I always recommend everyone to write a style guide before writing any code in their first dbt project.
Without a set of standards in place, code quickly goes off the rails. Nobody knows the conventions they should be following while writing.
Leading commas or trailing commas? CTEs or subqueries? Prefixes and plurals used in model names?
This becomes especially important when you have more than one analytics engineer on your team. To understand one another’s work, and pick up from where one another left off, you need to be following the same conventions.
However, there may come a time when you‘ve already begun working in dbt, documenting and building out models, and you notice some of the conventions you defined no longer work for you.
When this happens, don’t ignore it. Address it before your problem becomes bigger.
Lately, in my team, we noticed things becoming more and more disorganized. While we had a style guide in place, it didn’t address the problems we were facing.

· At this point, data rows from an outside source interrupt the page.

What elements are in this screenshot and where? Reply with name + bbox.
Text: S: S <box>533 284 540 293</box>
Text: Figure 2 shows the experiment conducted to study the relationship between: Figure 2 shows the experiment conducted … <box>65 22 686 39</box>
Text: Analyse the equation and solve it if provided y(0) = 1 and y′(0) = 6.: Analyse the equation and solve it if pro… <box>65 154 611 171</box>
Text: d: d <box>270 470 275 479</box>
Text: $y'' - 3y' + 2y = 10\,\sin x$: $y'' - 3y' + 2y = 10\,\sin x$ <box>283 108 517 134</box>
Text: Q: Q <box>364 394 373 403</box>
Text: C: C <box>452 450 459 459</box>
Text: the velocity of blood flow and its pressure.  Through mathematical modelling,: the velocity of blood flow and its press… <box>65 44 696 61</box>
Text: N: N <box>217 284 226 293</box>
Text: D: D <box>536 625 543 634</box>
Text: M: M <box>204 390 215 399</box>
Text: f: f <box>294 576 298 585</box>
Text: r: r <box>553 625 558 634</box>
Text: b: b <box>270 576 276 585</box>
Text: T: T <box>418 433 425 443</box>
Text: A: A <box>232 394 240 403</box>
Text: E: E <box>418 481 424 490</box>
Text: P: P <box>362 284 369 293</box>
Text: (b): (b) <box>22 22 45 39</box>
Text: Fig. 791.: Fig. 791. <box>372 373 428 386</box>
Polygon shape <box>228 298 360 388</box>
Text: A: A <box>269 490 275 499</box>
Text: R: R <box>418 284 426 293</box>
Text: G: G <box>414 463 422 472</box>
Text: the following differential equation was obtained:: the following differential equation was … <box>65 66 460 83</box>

Core models weren’t true core models. They were referencing staging models because no intermediate models existed to solve our use cases. The default directory for any model we needed became models/intermediate
.
We needed to make some changes so we can scale in a way where our dbt project makes our jobs easier, not harder.
Here are some project signals that indicate it’s time to reorganize things:
You don’t know which model to use to solve your problem.
There are two ways this problem can go. Either you don’t have any data model you need to solve this problem. Or you have too many data models that could potentially solve the problem but no clear difference between these models.
When discussing reorganizing our dbt project, we are most likely thinking about the second problem. We have the data transformations we need available somewhere, it’s just unclear where that place is.
This typically means a few things:
your models aren’t reusable/modular
you don’t understand how your data is being used downstream
you are lacking clear documentation
Your model should be named and defined in one place so users know exactly where to go when they have a related question.
On my team, we weren’t clear about the purpose of an intermediate model. We turned all of our code into intermediate models rather than thinking about reusable logic.
We had 4 related intermediate models which resulted in one over-arching core model. However, these could have been written as one intermediate model that was then aggregated and joined into another more general core model.
Some helpful questions to ask yourself when deciding how to define intermediate and core models:
What types of sources (staging, intermediate) should be referenced in these models? What types should never be referenced?
Will this model be used downstream in other models?
How often will this model be used to answer business questions?
The rules will be different for every team. Think about your answers and how those can be translated into a structure that works for everyone.
You are spending too much time searching for what you need.
How much time do you spend looking for the documentation for a specific source? How much time do you spend looking for the model you want to use?
If the answer is too much time, then you may want to change the names of your subdirectories.
dbt recommends naming subdirectories by source for staging models and by business function for core models. Intermediate models have little guidance behind naming conventions.
I tend to agree with organizing staging models by source, but not necessarily with organizing core models by business function. A lot of core models should be used across multiple functions within the business.
For example, an accounts model will be used by product, finance, and growth teams!
I’m finding that it’s helpful to organize by objects important to all of the business and keep model names as simple as possible.
Now, the organization of intermediate models tends to be the wild wild west. Do I organize by data source? By business function? By object?
It depends.
We used to organize our models by data source, similar to staging, but fing that no longer makes sense as we begin to scale out our data models. After all, most intermediate models will reference multiple data sources.
Organizing these models by object has allowed us to map the models back to the final core model, named after this same object. This makes it clear exactly what is going into each of our core models (or what can go into them).